In a world where “aliens, magicians and barbarians” are shaking up the world at large with their tech and tech change is happening at an exponential rate, organisations have to ensure digital literacy at every level if they are to transform successfully.
Rohit Talwar, futurist and CEO of Fast Future (pictured above), speaking at the Sabre Travel Exchange last week in Singapore, said that US$800 billion are spent on IT projects that don’t deliver “and half of that is down to digital literacy”.
That means leaders who don’t understand what tech works and are not listening to others, managers in the front line who don’t understand the tech and what can be done, developers who understand the tech but don’t know how to integrate – “these three components must work together so that technology can sing and free up people to do exceptional things for customers, beyond what they can do today”.

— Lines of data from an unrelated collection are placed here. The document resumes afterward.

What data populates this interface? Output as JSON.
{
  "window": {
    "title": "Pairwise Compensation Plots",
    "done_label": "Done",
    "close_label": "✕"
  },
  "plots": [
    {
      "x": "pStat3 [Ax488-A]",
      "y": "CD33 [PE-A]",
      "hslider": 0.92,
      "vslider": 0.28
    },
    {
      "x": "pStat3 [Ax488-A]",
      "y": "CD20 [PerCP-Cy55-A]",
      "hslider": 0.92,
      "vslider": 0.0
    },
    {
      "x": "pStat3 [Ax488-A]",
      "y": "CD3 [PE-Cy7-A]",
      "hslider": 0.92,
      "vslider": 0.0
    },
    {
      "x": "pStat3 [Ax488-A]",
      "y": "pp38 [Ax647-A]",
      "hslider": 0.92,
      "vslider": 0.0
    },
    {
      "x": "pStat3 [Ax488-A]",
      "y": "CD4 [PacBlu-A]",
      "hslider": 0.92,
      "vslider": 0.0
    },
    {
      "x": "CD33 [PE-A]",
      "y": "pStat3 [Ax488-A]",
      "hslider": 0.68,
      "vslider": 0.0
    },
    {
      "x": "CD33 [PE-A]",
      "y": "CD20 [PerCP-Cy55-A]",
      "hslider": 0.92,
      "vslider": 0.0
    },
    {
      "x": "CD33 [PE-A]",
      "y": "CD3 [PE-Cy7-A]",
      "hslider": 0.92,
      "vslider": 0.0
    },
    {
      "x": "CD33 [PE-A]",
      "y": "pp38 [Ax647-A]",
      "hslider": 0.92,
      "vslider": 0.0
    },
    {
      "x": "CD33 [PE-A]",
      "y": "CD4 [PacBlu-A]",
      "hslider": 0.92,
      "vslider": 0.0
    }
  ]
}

He said organisations must “future proof” themselves by addressing three horizons. One, focusing on customer and employee and addressing operational excellence; two, enhancing digital capability in the search for growth and three, working on concept/business model innovation to understand future drivers.
“Organisations must build digital literacy to manage in a new world and how to create solutions in a changing world” especially in Asia, the global travel growth leader.
Talwar said there was a collision between two planets – the physical world with its airlines and hotels which use tech to do what they do and the digital world which does not see passengers or guests but data. “We have to be digital in thinking and application.”
Companies in the physical world spend about 3-10% of revenues on R&D and are competing with companies who are spending 10-15% of revenues on R&D, he said.
“They are creating tech for customers that are not yet buying products and services that do not exist in a form that doesn’t exist or a price that doesn’t exist.
“These companies speak in a different language. The aliens, the 1% of companies, they are reshaping our world. The magicians get paid when the price drops and every wave of innovation brings in barbarians – people like Airbnb who are willing to fight everyone.”
Talwar spoke of the fourth Industrial Revolution “which is bringing smart and AI to everything” and the Chinese government, he said, was spending US$492 billion in AI R&D.
“Everyone’s trying to understand the concept (of AI), most haven’t experienced it and a lot of us think we won’t see it in our lifetime.”
From smart shoes to next gen spa treatments (where you get your genetic profile before you arrive), we are entering a new world, he said, as he rattled off examples of new tech-driven businesses.
Deep personalisation is happening – at Schipol, you can order food from Deliveroo to anywhere at the airport and you can even personalise the time you go through security.
“Imagine that, like having a doctor’s appointment,” he said.
Meantime, get digitally literate before you get carried away by these flights of fancy.